Je sais qu'il se passe des choses bien plus graves dans le monde, mais hier, cher lecteur, je te faisais un billet qui concernait la loi SRU, et je me félicitais de la défaite de Christine Boutin sur ce point, malgré le côté assez symbolique de l'événement. Dans la nuit qui a suivi, les sénateurs ont failli récidiver en manquant de peu de refuser l'ensemble du projet de loi. Ce matin, autant la presse écrite que les radios se gargarisaient de l'incroyable audace des sénateurs. Ceux-ci sont pourtant bien protégés par un statut quasiment intouchable : le Sénat ne peut être dissous, il ne peut être réformé sans son propre accord, il est quasiment hors de contrôle.
Au même moment, la commission des finances de l'Assemblée nationale insérait dans le projet de loi budgétaire pour 2009 quelques éléments qui vont à l'encontre des volontés gouvernementales. Ainsi, la prime transport se voyait remise en question, de même que le cumul des niches fiscales et du bouclier ci-devant fiscal. Là encore, les médias jouaient les vierges effarouchées et criaient à la crise opposant le gouvernement affaibli et les deux majorités parlementaires.
Il est sans doute fondé de penser que les majorités des chambres adoptent ces comportements à cause du contexte économique et politique. Malgré les moulinets du président de la République, les difficultés du gouvernement sont réelles, et cela se voit. Je le sais dans mon domaine : les reculades de Darcos sur la réforme des lycées après une seule manifestation, certes importante, l'illustrent. Sur le primaire, il n'avait pas hésité comme cela. Les parlementaires marquent ainsi leur agacement au gouvernement et prépare d'ores et déjà les futures élections législatives. Ils pourront dire aux électeurs qu'ils n'ont pas été les moutons de ce gouvernement impopulaire.

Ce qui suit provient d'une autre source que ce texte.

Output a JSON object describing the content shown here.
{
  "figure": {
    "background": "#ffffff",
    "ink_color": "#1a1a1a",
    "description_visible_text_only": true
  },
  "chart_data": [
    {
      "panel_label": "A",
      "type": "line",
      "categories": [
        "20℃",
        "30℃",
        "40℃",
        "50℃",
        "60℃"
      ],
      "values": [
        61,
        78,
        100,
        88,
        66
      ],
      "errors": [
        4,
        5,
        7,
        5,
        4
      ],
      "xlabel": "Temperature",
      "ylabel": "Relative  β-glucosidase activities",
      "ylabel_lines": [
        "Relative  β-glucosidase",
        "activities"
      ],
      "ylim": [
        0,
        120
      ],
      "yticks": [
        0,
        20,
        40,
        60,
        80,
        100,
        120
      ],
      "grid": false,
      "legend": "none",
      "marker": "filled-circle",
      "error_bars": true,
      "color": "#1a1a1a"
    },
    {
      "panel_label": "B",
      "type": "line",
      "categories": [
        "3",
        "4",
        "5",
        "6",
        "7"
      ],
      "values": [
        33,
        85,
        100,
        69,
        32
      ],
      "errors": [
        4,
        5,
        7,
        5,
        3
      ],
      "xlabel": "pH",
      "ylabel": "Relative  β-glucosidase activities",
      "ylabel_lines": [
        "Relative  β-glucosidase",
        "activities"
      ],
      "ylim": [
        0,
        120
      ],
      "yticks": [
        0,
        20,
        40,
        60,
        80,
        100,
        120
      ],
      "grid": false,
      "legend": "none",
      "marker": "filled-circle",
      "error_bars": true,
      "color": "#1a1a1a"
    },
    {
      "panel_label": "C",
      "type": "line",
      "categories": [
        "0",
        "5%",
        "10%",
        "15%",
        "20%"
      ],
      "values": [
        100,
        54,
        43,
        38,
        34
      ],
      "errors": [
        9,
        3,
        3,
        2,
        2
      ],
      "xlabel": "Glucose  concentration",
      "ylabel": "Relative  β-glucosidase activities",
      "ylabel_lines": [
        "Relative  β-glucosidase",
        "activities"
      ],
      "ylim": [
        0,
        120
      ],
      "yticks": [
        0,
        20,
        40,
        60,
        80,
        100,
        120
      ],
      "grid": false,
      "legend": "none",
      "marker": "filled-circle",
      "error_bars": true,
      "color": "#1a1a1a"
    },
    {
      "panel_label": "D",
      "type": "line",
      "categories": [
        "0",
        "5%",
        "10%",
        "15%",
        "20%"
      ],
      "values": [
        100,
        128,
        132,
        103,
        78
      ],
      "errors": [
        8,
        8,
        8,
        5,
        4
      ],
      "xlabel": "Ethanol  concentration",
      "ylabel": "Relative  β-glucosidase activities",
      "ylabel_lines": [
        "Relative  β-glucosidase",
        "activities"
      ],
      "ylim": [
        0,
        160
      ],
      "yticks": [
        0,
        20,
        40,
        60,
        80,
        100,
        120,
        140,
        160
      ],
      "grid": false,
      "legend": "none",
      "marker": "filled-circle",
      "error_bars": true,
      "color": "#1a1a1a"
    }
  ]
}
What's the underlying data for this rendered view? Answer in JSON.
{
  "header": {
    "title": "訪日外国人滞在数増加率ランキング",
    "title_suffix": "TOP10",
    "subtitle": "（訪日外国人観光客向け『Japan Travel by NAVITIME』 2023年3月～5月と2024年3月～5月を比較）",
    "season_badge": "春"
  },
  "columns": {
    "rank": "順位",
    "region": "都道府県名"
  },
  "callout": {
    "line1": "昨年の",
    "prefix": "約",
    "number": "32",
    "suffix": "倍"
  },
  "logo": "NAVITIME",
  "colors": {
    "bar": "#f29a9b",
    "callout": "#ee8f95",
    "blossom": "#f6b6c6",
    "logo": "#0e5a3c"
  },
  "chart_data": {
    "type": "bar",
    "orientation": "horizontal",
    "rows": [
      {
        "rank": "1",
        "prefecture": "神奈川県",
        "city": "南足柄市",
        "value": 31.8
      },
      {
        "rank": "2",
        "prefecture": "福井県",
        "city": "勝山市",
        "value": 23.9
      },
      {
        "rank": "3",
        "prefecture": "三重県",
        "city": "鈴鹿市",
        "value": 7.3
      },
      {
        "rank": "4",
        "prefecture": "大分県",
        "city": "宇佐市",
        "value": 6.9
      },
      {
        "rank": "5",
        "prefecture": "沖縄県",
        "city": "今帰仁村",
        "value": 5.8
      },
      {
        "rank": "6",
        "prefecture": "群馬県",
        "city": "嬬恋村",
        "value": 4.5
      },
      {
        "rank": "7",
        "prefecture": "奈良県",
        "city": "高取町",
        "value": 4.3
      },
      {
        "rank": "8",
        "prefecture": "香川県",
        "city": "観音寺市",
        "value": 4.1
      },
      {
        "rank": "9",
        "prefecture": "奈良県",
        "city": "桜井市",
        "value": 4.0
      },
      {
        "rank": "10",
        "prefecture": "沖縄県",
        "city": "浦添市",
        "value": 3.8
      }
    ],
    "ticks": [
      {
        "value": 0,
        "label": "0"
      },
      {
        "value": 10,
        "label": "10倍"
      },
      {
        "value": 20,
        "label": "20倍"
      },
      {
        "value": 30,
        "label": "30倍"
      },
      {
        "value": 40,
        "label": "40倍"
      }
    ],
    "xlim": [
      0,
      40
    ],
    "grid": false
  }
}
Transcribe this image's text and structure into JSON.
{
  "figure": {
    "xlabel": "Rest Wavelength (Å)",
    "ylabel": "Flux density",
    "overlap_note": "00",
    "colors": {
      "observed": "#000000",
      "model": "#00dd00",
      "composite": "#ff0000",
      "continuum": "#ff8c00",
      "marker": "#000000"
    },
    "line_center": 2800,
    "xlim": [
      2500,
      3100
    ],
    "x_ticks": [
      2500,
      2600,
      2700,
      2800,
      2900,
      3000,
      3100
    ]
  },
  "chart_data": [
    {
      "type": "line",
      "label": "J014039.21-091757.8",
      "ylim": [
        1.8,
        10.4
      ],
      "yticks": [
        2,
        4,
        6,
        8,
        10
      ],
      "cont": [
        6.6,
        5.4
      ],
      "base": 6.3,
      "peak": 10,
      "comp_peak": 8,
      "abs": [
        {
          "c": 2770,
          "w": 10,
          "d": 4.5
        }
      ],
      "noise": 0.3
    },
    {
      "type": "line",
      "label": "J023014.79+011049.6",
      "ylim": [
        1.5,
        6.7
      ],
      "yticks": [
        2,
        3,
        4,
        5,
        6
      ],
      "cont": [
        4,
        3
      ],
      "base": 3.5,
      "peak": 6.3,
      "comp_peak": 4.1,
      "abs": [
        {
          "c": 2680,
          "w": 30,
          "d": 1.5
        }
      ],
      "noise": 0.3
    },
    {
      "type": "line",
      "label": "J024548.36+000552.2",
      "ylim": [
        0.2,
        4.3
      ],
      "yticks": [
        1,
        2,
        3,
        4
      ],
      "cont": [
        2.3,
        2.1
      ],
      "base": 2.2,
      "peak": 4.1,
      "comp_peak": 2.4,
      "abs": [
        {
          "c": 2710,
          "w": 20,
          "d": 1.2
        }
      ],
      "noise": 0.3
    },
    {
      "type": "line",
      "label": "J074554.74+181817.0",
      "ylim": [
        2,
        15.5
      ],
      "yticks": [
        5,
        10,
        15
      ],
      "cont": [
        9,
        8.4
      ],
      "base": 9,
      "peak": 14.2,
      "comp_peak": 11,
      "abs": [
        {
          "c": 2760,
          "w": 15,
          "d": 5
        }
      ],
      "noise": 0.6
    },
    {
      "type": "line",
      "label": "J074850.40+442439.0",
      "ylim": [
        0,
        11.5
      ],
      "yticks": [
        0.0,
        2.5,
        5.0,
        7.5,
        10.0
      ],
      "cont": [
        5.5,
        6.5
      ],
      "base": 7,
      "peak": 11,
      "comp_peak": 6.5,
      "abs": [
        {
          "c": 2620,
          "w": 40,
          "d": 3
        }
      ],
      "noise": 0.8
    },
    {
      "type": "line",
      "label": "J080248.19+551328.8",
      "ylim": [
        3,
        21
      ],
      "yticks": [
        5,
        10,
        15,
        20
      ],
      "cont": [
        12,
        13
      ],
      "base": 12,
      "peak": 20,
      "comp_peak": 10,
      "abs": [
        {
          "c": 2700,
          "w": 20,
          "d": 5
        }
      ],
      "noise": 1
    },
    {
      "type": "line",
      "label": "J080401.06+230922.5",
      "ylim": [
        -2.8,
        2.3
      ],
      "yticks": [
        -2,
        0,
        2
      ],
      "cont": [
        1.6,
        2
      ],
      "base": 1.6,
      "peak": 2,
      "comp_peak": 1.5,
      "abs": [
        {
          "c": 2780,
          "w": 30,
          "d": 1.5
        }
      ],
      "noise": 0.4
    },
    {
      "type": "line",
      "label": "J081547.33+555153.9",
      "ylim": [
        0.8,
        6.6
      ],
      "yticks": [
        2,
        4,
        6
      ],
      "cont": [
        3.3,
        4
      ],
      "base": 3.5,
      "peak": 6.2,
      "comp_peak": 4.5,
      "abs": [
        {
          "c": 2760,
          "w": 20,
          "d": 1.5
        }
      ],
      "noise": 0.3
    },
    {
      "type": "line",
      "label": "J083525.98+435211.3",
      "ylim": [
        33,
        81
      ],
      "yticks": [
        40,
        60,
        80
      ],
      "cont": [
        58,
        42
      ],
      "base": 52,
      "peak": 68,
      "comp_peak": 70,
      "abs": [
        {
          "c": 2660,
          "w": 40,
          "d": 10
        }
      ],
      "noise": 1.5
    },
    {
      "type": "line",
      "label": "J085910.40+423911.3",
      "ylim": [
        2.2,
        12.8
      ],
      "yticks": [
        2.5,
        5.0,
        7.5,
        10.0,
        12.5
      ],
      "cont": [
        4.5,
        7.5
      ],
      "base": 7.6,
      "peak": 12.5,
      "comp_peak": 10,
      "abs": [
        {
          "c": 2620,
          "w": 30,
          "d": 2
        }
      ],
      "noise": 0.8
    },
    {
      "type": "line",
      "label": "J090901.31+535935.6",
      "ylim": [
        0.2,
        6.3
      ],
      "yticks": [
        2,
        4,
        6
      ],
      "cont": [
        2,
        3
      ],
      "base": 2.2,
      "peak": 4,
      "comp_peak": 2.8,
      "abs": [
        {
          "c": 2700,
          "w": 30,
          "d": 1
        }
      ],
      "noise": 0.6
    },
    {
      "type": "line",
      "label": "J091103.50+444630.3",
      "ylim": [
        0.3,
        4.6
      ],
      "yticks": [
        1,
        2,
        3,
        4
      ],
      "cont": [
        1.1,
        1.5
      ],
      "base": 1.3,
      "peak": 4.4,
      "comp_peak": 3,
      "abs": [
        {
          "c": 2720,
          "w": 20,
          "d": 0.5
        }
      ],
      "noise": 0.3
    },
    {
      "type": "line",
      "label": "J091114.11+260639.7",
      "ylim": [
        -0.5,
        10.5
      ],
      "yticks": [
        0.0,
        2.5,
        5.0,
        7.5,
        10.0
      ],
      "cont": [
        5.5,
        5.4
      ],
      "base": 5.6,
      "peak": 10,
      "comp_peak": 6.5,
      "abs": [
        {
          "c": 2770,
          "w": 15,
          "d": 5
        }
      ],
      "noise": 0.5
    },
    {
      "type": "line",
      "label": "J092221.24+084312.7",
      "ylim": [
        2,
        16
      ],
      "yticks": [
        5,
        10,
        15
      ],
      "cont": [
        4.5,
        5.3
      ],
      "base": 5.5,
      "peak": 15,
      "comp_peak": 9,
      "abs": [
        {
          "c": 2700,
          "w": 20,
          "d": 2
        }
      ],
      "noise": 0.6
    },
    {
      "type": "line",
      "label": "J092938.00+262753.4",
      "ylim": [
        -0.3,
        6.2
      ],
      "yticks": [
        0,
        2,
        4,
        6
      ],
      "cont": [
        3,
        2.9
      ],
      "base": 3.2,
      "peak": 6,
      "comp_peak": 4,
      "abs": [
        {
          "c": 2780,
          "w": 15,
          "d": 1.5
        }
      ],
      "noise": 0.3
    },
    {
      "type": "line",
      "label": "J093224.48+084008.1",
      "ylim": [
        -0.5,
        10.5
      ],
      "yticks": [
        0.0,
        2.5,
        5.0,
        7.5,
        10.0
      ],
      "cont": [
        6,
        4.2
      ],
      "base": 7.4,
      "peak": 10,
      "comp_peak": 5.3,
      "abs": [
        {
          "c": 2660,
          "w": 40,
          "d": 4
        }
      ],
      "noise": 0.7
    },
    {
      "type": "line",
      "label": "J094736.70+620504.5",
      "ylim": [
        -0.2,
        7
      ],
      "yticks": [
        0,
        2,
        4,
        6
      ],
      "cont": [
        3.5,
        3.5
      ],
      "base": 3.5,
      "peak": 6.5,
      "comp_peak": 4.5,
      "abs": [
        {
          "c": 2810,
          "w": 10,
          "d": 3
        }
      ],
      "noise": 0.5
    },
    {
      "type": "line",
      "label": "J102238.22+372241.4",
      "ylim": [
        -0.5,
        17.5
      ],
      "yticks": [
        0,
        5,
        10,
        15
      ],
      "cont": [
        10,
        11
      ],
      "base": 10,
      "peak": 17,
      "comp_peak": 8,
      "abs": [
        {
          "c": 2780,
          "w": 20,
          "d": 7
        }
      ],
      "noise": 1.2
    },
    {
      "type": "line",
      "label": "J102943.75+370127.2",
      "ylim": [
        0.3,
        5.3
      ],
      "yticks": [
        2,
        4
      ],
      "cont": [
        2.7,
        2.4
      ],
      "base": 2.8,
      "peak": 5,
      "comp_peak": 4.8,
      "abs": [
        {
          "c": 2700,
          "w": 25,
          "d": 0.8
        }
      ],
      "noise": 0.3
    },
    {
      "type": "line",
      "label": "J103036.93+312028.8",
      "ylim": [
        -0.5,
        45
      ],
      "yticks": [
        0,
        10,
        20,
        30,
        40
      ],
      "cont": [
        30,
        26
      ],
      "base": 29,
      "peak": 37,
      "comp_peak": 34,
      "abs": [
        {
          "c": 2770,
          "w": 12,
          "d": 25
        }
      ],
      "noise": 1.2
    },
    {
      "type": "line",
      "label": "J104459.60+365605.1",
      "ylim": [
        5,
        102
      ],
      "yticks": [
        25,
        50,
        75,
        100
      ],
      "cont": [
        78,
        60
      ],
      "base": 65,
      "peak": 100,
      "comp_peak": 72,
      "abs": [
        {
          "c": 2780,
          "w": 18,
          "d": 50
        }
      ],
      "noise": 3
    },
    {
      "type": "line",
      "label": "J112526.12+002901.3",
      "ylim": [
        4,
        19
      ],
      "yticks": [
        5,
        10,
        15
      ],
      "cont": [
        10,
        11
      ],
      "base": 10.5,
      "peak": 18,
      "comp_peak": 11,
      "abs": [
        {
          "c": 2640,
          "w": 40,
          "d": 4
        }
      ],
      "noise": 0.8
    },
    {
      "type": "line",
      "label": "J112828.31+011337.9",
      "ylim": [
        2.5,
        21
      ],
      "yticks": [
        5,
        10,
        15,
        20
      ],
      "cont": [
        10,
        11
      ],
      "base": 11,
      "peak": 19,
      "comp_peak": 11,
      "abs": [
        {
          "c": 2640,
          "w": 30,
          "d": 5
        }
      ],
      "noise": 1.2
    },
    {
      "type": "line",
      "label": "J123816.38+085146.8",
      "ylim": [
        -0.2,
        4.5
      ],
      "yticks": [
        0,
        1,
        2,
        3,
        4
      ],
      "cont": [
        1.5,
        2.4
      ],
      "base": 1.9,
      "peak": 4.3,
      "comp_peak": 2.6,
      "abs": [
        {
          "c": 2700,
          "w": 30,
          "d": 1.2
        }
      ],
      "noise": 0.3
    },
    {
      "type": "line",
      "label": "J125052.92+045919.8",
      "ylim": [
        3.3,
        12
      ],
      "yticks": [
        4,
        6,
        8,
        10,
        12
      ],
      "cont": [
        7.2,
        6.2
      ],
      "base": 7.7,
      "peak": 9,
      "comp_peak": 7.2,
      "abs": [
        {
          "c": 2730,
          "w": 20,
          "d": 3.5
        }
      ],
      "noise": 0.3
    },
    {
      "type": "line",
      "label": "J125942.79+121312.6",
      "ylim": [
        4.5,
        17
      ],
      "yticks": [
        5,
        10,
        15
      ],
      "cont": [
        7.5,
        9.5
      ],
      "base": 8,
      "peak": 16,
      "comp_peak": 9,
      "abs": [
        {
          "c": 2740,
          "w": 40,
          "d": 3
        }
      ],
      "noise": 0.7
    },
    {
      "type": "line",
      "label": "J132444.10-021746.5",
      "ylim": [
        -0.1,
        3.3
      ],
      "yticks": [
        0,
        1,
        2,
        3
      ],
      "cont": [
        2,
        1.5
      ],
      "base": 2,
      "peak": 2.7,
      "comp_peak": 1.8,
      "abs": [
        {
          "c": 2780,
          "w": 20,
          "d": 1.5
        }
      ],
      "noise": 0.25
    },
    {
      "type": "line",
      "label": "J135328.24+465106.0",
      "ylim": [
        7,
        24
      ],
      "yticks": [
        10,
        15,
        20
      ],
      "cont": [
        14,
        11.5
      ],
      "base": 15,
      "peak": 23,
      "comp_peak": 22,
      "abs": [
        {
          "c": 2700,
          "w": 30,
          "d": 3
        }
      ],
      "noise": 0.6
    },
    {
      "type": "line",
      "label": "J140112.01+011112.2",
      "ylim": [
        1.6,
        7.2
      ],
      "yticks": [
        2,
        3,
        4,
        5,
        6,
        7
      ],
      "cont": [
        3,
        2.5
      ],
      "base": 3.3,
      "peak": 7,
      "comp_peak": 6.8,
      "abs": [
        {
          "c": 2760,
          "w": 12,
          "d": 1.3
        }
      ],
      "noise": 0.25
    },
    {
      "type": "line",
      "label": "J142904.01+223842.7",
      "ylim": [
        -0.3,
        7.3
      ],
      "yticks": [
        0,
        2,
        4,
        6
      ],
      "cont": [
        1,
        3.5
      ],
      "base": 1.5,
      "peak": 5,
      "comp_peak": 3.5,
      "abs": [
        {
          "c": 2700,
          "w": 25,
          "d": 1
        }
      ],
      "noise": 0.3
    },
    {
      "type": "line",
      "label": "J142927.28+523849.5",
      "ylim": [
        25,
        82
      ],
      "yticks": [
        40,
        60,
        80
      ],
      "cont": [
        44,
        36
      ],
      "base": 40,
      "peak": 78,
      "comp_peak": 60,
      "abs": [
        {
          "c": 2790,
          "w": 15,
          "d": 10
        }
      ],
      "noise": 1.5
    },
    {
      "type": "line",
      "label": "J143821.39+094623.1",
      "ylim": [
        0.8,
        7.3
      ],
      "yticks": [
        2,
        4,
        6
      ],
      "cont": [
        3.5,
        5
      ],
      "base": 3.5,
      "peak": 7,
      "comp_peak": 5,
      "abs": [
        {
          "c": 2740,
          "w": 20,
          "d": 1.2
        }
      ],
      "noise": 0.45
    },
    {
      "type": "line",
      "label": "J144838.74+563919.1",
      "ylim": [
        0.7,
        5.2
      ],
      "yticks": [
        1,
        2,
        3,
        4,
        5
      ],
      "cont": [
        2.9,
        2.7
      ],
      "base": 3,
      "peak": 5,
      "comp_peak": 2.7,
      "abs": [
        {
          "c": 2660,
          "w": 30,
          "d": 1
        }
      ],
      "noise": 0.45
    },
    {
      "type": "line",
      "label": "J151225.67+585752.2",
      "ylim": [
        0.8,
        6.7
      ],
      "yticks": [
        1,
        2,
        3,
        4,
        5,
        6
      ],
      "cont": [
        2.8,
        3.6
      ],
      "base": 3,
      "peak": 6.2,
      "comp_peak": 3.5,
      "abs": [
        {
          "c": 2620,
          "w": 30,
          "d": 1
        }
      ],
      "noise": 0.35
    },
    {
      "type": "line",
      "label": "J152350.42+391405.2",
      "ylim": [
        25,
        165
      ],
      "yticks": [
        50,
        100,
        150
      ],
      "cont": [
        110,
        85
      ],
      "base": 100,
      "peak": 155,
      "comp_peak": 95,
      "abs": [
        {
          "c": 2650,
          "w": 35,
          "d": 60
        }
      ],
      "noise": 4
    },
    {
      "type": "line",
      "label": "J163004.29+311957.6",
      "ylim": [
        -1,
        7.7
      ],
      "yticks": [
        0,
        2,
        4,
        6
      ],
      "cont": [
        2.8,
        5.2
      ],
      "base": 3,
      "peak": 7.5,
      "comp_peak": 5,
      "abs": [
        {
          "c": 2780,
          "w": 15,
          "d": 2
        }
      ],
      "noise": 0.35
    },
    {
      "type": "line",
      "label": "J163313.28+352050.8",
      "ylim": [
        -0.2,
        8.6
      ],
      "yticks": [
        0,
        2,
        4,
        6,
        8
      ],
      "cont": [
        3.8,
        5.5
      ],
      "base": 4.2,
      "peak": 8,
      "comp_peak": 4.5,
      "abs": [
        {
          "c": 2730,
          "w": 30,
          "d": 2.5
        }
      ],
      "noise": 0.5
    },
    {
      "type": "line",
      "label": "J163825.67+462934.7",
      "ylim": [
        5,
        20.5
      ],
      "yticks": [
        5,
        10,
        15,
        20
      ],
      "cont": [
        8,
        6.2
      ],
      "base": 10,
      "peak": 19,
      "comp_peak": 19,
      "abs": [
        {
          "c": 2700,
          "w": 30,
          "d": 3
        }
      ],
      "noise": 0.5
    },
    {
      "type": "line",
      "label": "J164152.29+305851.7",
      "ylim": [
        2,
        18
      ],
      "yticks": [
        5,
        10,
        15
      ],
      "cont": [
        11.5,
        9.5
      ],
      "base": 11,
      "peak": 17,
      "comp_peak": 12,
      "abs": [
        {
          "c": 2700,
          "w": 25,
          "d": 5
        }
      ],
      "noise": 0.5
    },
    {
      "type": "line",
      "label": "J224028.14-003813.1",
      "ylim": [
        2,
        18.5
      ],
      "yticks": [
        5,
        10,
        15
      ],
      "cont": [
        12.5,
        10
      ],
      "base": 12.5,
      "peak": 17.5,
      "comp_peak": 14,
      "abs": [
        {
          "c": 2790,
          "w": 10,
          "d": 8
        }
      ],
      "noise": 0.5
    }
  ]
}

Pourtant, les réactions des médias m'agacent. Dans une démocratie moderne, le fait que le Parlement soit parfois en désaccord avec le gouvernement n'est pas une mauvaise chose. On est plus à l'époque du Général, où un simple vote "contre" pouvait menacer le mandat des parlementaires. En cas de grave crise, l'Assemblée peut toujours renverser le gouvernement, et le président dissoudre l'Assemblée. L'échec de Chirac en 1997 lors des législatives anticipées garantit d'ailleurs que cette procédure ne sera plus utilisée qu'en cas de nécessité.
Les médias, pourtant, continuent à promouvoir l'idée, pourtant dépassée, que le Parlement devrait normalement voter sans discuter les propositions du gouvernement. Ils marquent ainsi le maintien dans notre pays de l'image d'un chef suprême qui gouverne en écrasant tout sur son passage. Ce leader, qui rappelle le roi du passé, a pourtant parfois été remis en question. Sous la IIIe République, ce sont les parlementaires qui gouvernaient. Cependant, l'échec des républiques parlementaires en cas de crise a permis le retour de ce monarque, devenu républicain. J'avais personnellement pensé que l'effacement du rôle du président sous Chirac marquait une réelle modernisation, la France prenant enfin en compte l'idée que le pouvoir d'un seul, même élu, pouvait avoir un côté archaïque. Les difficultés du Parlement démontrent chaque jour le contraire. L'incompréhension des médias lorsqu'il se rebelle ajoute une caution morale au phénomène.
Sarkozy aura peut-être ce mérite, cher lecteur : faire prendre conscience à la France que l'existence d'un chef suprême à la tête de l' Etat, qui conduit seul la politique de la nation, a un côté désuet dont on pourrait se passer avec profit dans le futur.